In 1918, when Debs did officially announce his opposition to World War One, he said of those who would be imprisoned for their sentiments, "They may put those boys in jail—and some of the rest of us in jail—but they can not put the Socialist movement in jail."
Indeed, Debs became "one of the rest of us." Regardless of one's political affiliation, anyone who values democracy must take Debs' story as a lesson of when Democracy can fail in the face of war.

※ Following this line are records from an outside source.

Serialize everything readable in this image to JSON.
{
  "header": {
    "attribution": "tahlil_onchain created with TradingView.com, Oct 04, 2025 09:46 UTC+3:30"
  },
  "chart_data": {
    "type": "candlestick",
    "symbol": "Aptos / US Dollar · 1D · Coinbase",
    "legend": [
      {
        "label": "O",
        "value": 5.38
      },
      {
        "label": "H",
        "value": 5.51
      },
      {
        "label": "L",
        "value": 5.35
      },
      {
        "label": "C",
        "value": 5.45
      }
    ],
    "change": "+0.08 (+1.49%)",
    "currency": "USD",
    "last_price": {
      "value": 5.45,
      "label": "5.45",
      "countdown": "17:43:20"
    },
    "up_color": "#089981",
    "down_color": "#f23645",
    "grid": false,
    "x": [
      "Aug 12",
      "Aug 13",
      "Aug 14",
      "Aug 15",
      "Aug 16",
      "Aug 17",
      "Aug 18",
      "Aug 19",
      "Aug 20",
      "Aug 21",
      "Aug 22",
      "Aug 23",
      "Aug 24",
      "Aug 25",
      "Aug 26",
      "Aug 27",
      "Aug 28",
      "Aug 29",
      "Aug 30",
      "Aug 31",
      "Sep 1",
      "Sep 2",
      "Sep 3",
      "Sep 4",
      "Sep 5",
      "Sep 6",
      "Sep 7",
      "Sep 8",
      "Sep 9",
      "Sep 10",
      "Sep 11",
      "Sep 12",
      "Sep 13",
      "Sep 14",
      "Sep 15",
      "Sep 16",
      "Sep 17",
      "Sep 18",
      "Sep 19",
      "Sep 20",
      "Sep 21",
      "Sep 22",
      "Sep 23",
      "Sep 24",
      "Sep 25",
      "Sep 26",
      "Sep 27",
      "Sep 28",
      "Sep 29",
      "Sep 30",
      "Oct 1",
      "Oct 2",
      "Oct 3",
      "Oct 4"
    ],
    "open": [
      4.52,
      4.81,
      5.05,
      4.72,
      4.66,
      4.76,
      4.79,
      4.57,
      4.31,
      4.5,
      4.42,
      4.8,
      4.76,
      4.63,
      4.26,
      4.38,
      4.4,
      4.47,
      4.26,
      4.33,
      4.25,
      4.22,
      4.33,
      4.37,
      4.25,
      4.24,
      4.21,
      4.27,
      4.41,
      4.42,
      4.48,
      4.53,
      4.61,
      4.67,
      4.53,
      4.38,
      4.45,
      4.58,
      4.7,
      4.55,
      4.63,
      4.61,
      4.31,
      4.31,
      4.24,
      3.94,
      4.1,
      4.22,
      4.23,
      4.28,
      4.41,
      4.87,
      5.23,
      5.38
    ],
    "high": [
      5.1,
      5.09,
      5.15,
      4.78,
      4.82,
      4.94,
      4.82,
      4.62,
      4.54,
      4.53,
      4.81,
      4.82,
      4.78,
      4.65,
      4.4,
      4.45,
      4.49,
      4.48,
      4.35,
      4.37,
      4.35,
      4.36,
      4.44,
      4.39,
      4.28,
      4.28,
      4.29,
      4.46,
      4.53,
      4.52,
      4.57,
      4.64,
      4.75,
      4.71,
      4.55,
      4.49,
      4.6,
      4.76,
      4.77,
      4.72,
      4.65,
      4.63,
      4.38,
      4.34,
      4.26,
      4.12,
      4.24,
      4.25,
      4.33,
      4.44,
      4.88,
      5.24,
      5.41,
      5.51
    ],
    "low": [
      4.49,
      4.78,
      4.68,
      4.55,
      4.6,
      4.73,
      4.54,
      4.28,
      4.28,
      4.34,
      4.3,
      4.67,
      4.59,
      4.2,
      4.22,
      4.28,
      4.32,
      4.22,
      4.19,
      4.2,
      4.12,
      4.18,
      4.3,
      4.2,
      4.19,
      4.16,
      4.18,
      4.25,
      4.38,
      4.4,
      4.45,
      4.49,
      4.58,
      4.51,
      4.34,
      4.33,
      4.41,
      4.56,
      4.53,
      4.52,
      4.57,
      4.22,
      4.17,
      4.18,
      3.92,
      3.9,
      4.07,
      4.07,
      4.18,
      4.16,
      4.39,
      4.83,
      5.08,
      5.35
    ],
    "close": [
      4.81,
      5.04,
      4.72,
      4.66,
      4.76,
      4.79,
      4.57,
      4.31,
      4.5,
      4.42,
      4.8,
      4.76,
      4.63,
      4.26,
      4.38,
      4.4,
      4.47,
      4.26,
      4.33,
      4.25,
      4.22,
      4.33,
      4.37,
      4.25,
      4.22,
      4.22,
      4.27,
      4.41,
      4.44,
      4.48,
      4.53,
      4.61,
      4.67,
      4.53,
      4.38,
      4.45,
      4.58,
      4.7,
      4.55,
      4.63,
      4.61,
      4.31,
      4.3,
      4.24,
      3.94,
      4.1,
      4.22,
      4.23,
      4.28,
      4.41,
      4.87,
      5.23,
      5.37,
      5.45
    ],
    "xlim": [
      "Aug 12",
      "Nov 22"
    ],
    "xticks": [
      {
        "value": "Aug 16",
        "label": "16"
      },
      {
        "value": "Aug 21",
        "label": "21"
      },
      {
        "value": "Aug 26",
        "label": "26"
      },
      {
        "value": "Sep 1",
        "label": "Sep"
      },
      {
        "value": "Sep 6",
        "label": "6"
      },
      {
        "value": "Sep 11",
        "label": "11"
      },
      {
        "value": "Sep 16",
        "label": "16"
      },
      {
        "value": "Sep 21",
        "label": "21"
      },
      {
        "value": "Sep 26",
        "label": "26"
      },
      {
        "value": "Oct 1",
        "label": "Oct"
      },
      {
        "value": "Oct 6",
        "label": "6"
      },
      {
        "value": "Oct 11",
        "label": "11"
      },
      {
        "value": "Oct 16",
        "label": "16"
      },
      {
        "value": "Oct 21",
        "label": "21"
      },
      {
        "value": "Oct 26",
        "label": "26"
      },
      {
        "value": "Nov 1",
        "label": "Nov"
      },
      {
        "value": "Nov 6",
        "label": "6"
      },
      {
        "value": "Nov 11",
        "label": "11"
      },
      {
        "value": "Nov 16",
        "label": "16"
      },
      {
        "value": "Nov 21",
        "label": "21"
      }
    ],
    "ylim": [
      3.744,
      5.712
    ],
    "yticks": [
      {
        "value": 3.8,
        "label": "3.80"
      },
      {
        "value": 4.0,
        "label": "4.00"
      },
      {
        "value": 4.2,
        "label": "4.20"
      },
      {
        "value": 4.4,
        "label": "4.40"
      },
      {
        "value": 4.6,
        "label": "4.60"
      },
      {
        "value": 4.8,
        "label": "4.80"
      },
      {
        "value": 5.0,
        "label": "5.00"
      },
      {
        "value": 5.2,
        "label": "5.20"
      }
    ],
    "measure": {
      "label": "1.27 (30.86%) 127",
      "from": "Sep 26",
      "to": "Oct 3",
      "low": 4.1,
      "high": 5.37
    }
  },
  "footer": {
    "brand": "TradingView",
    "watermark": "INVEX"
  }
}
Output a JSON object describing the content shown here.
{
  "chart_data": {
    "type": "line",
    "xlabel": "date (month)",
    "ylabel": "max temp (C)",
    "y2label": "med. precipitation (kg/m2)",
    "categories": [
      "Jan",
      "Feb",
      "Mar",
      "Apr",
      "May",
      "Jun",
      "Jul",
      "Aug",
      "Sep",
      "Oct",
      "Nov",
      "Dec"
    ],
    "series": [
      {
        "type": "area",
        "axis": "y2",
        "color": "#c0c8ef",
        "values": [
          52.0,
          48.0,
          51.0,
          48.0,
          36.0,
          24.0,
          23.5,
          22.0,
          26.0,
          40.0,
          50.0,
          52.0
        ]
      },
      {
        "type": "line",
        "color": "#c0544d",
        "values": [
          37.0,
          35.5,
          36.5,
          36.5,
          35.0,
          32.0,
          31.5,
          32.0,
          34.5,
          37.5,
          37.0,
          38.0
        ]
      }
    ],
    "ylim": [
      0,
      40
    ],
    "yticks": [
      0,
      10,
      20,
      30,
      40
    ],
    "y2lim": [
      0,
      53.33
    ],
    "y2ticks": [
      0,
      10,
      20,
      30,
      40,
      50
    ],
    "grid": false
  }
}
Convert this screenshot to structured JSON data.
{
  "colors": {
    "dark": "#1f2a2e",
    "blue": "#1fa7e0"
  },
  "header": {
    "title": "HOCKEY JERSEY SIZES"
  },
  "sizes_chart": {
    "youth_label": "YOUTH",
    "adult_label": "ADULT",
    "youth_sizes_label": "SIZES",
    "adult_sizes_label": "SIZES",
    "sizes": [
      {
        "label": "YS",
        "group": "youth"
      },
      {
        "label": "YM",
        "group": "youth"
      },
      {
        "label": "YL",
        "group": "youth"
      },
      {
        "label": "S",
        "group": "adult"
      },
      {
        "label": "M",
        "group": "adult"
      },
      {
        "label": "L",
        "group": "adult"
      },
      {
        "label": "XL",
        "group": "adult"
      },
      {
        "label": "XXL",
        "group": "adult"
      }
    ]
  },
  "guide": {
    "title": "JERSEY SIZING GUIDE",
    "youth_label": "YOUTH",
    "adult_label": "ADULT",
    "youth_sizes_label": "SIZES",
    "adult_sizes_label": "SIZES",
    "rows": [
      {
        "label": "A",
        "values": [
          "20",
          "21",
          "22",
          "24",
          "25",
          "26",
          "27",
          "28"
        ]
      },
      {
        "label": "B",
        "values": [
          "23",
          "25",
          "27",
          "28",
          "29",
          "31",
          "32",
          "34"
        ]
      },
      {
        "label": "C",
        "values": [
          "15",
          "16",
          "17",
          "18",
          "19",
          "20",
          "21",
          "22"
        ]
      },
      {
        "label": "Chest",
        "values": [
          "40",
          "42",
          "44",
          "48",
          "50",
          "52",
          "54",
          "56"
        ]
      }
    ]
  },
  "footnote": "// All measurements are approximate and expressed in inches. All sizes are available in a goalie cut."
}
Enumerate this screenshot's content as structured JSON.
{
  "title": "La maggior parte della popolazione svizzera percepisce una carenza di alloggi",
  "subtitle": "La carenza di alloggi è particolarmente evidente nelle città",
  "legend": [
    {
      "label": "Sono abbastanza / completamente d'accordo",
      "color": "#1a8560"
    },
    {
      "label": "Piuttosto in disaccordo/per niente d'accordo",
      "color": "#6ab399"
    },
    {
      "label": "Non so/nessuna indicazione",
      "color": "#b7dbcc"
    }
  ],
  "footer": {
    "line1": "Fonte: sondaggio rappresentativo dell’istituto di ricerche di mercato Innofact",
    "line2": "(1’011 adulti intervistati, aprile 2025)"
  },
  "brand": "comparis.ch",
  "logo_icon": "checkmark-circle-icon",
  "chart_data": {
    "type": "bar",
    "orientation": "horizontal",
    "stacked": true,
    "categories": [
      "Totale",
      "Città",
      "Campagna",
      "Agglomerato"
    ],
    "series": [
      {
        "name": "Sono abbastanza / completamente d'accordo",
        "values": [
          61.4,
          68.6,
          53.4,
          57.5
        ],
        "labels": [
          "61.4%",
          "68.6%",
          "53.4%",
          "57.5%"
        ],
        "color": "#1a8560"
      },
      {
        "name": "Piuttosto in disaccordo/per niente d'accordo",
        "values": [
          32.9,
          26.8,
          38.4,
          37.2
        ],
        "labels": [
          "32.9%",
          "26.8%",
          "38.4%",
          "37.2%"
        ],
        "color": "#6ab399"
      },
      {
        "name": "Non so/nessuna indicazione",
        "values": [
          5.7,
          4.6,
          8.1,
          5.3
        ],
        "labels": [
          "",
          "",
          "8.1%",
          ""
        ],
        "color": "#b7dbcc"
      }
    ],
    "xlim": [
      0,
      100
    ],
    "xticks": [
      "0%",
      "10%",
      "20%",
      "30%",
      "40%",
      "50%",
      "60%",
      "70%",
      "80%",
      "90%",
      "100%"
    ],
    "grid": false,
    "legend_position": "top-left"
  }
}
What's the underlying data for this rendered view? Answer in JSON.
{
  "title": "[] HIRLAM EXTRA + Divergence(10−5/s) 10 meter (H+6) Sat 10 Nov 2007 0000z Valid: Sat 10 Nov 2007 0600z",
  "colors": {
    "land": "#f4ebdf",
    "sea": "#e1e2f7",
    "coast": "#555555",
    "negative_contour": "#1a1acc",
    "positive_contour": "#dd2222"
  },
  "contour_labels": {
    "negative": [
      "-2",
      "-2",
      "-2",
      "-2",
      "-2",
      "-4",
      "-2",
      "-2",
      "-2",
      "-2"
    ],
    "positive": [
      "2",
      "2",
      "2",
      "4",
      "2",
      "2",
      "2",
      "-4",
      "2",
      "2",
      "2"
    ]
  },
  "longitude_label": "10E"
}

Debs' legacy as a pacifist is strong, and equally strong is his legacy as a socialist. As mentioned earlier, while his own party has dissolved, there is still a direct faction that runs electoral campaigns, the Socialist Party USA, as well as an organizing committee which supports various progressives and works within the progressive caucus of the Democratic Party. After being released from prison in 1921, Debs went straight to an invited meeting with the president at the White House (he had pardoned him after around 3 years of jailing). He died in October of 1926, chronicled in the news like this: "On Christmas Day, 1921, President Harding pardoned a model prisoner, a broken prophet. Around him he saw his Socialist Party disintegrating; within him he felt his strength ebbing. His speeches seemed almost pathetic; his pen had lost its throb. A month ago he went to a sanitarium in Elmhurst, Ill., where he died, aged 71." (Time Magazine, Monday Nov. 1, 1926)
Read more: http://www.time.com/time/magazine/article/0,9171,722648,00.html#ixzz1BuxsVxwl


Regardless of Eugene Debs' later speeches being regarded as "almost pathetic," his two hour monologue at his trial was certainly not. It was regarded by journalist Heyward Broun as, "one of the most beautiful and moving passage in the English language."

"Your honor, I have stated in this court that I am opposed to the form of our present government; that I am opposed to the social system in which we live; that I believe in the change of both but by perfectly peaceable and orderly means.
....


-Cheerio
Your honor, I ask no mercy, I plead for no immunity. I realize that finally the right must prevail. I never more fully comprehended than now the great struggle between the powers of greed on the one hand and upon the other the rising hosts of freedom. I can see the dawn of a better day of humanity. The people are awakening. In due course of time they will come into their own.
...
Let the people take heart and hope everywhere, for the cross is bending, midnight is passing, and joy cometh with the morning."